Calatrava’s World Trade Center Transportation Hub (PATH) Station
The area around the new World Trade Center brings back so many memories. The twin towers had been one of my favorite parts of the city, and I remember visiting them a year before the terrorist attacks which took them down. The last time I saw the towers was actually just one week before their destruction — I was flying back to Germany, out of JFK. We revisited the site a couple years later, right when construction had begun, when the attack still felt raw and fresh. But now, 21 years had passed, and we were excited to return to Ground Zero, to see how the wounds were healing up.
One of the main reasons to return to this site is the 9/11 memorial, which preserves and pays tribute to the ground upon which the towers used to stand. Unfortunately, we arrived too late in the afternoon, and the memorial was already closed. Instead, we decided to check out the new Calatrava building right across from it. Well not exactly “new” — it opened in March, 2016, but we hadn’t seen it yet. Santiago Calatrava is actually from our adopted home town of Valencia, Spain, so we’re quite familiar with his fearless, futuristic work.
The PATH Station Reminds Us of the L’Agora in Valencia
Upon arriving at Ground Zero, we didn’t waste any time “wondering” which of these buildings was Calatrava’s. The structures he dreams up are unlike anything else, and anyone with even a passing familiarity with his work would recognize the PATH station as quintessential Calatrava.

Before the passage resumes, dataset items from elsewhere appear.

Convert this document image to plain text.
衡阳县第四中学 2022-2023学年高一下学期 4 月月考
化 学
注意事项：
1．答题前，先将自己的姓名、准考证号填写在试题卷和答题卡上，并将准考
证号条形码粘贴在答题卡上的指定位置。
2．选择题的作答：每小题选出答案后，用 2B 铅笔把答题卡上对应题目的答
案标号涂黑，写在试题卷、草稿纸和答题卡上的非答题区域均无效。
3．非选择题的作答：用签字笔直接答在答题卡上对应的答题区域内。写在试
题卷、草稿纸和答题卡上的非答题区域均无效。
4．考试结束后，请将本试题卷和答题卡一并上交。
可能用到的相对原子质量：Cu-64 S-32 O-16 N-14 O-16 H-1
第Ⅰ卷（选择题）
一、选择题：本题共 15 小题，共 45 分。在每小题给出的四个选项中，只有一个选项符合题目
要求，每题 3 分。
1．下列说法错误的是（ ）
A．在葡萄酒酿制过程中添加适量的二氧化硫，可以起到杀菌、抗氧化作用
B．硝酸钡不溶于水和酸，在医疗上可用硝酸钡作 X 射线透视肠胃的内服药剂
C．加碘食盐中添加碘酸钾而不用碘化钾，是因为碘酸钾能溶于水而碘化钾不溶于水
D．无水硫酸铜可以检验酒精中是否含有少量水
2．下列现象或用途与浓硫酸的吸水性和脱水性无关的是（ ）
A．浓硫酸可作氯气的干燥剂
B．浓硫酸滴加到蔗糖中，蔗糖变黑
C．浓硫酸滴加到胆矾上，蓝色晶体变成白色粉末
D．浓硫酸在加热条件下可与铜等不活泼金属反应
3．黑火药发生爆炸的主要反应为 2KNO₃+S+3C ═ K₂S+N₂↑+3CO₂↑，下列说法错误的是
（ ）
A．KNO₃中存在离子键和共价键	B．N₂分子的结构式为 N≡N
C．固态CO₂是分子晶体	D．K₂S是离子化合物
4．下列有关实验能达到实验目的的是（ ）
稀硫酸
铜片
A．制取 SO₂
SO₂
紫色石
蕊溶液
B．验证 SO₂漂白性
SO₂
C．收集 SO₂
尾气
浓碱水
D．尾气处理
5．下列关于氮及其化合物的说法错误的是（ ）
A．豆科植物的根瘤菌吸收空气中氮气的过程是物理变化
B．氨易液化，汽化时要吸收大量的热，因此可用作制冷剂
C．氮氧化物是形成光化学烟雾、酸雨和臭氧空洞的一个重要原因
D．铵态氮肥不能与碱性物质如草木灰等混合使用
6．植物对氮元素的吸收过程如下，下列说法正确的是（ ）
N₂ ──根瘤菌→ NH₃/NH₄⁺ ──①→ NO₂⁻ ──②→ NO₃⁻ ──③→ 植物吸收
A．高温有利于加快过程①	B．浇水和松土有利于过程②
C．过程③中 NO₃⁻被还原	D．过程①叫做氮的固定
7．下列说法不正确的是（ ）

It reminded us starkly of L’Agora in Valencia, and also somehow of a spiky oyster. The building is a little off-kilter when viewed from a distance, though that’s was an intentional design choice. But it’s not until you entering the station and take the escalators down into the belly of the oyster, that you can look up and fully appreciate the weird geometrical beauty of the design.
Overall we loved seeing the familiar forms and shapes of Valencia’s City of Arts and Sciences in New York City. Just like all of his structures, the PATH station is a fun place to photograph inside and out. The one decoration element which felt a little off to me, was the gigantic US flags hanging from two balconies. I suppose given the location, it makes sense in some patriotic way, but I wonder how Calatrava feels about them — they don’t exactly complement the aesthetics of his design.